CF: A lei estabelece que os conteúdos referentes à cultura indígena sejam trabalhados em todo o currículo escolar, com ênfase nas áreas de Artes, História e Literatura. Como professores de outras matérias podem trabalhar a temática?

BF: Na UERJ, temos uma disciplina que discute a implementação da Lei 11.645, então eu tenho alunos de Física, Química, Artes, História, Filosofia e Matemática. Abrimos essa possibilidade, que é uma coisa muito rica. Os alunos dessas licenciaturas trazem problemáticas que, às vezes, não são as nossas, de quem está na área de Educação. Vem um aluno de Matemática e pergunta: “Professor, como os índios somam, multiplicam, enfim, como é a Matemática indígena?” Vem um aluno de Biologia e me faz perguntas sobre os mitos de criação do mundo dos índios, um aluno de Artes pergunta por que a arte indígena é considerada artesanato e não produção artística. Isso vai dando margem para discutirmos essa temática de forma muito mais rica.

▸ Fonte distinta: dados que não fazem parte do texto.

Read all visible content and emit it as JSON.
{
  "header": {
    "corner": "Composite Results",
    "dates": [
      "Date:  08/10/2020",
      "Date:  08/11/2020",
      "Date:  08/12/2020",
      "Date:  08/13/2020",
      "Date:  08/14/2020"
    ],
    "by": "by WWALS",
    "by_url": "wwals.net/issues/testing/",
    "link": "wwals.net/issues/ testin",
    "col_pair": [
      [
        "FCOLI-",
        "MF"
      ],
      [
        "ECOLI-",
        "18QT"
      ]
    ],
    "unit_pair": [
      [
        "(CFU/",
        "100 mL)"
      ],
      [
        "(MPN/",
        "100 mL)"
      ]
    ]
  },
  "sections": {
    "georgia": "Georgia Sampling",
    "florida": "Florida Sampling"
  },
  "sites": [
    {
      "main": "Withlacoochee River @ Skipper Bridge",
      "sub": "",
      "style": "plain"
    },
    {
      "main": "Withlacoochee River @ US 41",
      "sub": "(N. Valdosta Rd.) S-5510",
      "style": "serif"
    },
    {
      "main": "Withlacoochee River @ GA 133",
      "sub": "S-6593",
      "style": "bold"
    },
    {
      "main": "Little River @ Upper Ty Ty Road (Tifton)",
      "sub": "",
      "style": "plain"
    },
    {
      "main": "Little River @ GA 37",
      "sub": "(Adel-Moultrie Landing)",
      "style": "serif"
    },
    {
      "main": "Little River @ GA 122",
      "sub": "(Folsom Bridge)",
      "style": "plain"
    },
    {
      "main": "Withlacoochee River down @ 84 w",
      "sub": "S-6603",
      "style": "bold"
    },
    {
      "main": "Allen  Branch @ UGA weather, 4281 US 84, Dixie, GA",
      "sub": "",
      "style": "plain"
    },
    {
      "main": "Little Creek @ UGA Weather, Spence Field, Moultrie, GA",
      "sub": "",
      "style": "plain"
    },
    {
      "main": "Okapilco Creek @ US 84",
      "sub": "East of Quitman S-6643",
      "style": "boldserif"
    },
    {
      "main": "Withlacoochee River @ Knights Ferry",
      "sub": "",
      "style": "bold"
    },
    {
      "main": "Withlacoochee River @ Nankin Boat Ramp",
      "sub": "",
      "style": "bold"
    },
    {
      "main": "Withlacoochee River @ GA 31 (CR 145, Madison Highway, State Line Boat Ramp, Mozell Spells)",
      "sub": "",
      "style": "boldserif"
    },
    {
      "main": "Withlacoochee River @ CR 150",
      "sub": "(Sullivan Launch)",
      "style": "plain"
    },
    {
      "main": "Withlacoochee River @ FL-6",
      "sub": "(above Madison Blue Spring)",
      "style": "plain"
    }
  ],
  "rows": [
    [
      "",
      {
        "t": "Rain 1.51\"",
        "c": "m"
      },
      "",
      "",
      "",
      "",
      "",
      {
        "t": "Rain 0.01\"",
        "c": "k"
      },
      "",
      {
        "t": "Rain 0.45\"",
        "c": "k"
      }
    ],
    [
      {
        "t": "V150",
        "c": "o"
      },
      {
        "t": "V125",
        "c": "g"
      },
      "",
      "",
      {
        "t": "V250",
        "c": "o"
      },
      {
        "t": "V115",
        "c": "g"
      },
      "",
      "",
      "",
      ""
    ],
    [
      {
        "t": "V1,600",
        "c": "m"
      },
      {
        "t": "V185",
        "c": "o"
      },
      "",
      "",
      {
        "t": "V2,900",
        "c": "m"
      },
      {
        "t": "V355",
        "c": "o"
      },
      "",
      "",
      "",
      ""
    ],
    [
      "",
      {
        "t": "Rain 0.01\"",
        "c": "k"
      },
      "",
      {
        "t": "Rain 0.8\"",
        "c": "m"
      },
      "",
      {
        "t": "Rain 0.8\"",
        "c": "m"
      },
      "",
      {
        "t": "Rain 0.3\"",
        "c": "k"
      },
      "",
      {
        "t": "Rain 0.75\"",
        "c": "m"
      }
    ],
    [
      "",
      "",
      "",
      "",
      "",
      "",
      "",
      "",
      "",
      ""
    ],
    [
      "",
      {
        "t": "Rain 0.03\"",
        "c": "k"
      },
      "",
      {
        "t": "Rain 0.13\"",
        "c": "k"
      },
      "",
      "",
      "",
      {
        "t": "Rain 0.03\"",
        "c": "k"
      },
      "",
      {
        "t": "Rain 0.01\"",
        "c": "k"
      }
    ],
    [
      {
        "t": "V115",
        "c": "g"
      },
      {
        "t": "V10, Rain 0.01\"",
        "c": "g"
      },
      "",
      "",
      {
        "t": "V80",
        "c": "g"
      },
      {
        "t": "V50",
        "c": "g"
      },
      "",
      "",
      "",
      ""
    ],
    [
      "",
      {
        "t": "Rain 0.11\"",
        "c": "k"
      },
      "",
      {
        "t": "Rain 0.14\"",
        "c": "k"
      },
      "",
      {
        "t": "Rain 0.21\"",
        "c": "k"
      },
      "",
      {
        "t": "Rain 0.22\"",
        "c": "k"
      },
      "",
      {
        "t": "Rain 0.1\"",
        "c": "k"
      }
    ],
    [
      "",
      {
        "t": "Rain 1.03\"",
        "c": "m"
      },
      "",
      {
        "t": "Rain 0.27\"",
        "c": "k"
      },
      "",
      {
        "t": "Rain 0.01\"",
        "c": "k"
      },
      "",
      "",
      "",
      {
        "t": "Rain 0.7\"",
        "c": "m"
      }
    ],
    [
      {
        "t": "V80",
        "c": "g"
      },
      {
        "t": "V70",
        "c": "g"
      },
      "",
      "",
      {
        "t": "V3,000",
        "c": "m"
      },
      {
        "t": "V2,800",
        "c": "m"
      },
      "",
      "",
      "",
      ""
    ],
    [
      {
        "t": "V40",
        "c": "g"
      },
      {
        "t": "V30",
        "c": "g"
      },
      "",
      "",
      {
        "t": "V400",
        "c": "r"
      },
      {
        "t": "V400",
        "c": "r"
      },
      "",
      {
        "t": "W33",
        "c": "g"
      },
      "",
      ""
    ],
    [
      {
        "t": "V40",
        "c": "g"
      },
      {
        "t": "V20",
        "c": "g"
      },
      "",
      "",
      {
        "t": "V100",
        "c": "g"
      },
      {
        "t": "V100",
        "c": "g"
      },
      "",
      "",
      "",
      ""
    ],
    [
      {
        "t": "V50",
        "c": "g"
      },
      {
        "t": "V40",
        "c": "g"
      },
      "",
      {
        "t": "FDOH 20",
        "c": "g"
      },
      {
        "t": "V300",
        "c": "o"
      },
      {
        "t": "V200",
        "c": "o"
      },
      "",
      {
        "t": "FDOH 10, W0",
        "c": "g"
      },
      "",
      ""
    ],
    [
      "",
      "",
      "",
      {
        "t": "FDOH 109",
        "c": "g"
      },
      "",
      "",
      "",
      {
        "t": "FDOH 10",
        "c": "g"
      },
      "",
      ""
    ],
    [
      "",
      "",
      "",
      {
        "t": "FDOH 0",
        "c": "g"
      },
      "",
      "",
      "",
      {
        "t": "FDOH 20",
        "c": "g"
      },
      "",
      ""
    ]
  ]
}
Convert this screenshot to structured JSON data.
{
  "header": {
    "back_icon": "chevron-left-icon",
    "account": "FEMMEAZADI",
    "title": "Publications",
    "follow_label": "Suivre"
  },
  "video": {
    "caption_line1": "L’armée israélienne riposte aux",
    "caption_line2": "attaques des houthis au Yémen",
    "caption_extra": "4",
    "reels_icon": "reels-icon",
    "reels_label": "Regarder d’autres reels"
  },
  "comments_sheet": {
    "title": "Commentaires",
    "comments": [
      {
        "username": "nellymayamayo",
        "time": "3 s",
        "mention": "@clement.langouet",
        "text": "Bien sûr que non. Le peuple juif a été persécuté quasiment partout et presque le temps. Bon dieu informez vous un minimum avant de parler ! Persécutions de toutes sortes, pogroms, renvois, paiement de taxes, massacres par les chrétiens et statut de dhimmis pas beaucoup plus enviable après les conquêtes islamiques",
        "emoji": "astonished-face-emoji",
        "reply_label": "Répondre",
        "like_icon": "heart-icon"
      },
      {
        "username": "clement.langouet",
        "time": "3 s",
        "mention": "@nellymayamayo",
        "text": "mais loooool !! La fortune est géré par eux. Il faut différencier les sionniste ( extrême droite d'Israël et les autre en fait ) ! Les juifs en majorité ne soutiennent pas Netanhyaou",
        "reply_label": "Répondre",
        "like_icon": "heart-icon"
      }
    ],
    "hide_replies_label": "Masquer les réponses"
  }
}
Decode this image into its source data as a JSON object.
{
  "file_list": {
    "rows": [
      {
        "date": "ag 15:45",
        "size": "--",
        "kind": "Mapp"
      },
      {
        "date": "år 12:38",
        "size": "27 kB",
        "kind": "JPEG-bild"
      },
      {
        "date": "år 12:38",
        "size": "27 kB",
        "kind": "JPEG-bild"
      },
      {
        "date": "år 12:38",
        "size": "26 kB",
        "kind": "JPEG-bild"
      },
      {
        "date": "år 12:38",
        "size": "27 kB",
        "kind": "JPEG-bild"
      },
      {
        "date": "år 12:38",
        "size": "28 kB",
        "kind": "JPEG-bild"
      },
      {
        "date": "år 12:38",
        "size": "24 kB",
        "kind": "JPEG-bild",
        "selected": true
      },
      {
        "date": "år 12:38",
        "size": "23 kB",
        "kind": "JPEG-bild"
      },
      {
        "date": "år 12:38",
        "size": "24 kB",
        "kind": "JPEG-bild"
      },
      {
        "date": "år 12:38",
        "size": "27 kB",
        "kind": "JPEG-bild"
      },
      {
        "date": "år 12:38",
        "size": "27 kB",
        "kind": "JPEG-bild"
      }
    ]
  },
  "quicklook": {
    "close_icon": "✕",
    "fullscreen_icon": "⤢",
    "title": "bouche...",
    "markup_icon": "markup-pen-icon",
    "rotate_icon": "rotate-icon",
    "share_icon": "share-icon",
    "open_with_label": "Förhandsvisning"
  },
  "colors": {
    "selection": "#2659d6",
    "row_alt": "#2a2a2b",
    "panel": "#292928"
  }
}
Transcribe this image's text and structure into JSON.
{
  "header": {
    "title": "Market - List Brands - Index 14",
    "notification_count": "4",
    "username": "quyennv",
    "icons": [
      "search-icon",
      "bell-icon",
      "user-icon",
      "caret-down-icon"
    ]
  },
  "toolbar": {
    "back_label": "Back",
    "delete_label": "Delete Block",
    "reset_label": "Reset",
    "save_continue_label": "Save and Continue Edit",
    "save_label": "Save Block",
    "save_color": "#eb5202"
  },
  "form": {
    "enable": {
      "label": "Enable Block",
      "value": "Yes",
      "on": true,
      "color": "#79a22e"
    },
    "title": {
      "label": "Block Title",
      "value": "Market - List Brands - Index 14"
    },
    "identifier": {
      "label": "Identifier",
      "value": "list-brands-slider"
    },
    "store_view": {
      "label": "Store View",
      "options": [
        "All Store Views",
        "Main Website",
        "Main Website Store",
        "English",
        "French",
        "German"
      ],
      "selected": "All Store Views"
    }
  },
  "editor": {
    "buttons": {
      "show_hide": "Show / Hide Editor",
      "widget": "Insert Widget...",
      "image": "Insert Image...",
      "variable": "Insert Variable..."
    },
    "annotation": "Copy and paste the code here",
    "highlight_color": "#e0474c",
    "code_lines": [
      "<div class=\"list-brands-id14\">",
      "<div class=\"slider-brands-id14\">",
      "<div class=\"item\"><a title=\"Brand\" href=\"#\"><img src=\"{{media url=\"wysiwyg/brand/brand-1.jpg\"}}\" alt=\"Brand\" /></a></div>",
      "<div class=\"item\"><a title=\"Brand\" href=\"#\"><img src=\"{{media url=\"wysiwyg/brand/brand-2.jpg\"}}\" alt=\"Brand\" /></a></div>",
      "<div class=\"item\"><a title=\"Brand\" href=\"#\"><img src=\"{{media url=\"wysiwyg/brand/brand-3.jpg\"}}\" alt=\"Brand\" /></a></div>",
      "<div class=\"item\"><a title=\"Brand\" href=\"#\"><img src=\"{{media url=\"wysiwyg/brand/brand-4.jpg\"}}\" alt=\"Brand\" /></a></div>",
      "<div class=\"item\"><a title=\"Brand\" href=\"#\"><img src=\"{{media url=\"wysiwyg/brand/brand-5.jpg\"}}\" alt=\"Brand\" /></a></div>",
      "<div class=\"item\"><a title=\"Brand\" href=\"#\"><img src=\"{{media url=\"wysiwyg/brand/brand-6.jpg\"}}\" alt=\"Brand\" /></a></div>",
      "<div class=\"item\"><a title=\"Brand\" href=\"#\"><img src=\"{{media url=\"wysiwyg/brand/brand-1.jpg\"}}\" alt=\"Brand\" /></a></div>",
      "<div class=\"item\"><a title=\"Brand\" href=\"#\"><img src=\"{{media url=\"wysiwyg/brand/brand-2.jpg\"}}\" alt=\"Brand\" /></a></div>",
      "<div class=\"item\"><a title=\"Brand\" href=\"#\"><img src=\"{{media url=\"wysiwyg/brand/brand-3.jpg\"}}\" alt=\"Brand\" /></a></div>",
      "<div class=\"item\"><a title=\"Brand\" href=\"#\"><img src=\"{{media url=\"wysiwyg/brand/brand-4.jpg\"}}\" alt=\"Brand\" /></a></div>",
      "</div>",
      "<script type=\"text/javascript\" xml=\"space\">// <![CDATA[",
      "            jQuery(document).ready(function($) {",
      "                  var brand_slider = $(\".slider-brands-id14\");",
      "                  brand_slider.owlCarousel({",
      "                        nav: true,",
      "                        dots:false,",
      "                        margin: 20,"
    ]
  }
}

CF: O senhor viveu por muito tempo no Peru. Existe uma diferença entre o reconhecimento dos conteúdos indígenas pela escola em relação ao Brasil?

BF: Os países andinos, em geral, estão mais avançados. O Peru, nos anos 70, oficializou a língua quéchua, que se tornou a língua oficial juntamente com o espanhol. O Peru criou um sistema de educação bilíngue que, com todos os altos e baixos, representou um avanço enorme para o país. Mas o Peru está avançado nessa questão até pelo peso demográfico dos índios em sua sociedade e pela visibilidade da cultura indígena em todos os campos. Houve um movimento muito forte de valorização do passado andino e isso é refletido em instituições como o Museo de la Nación e o Museu de Antropologia.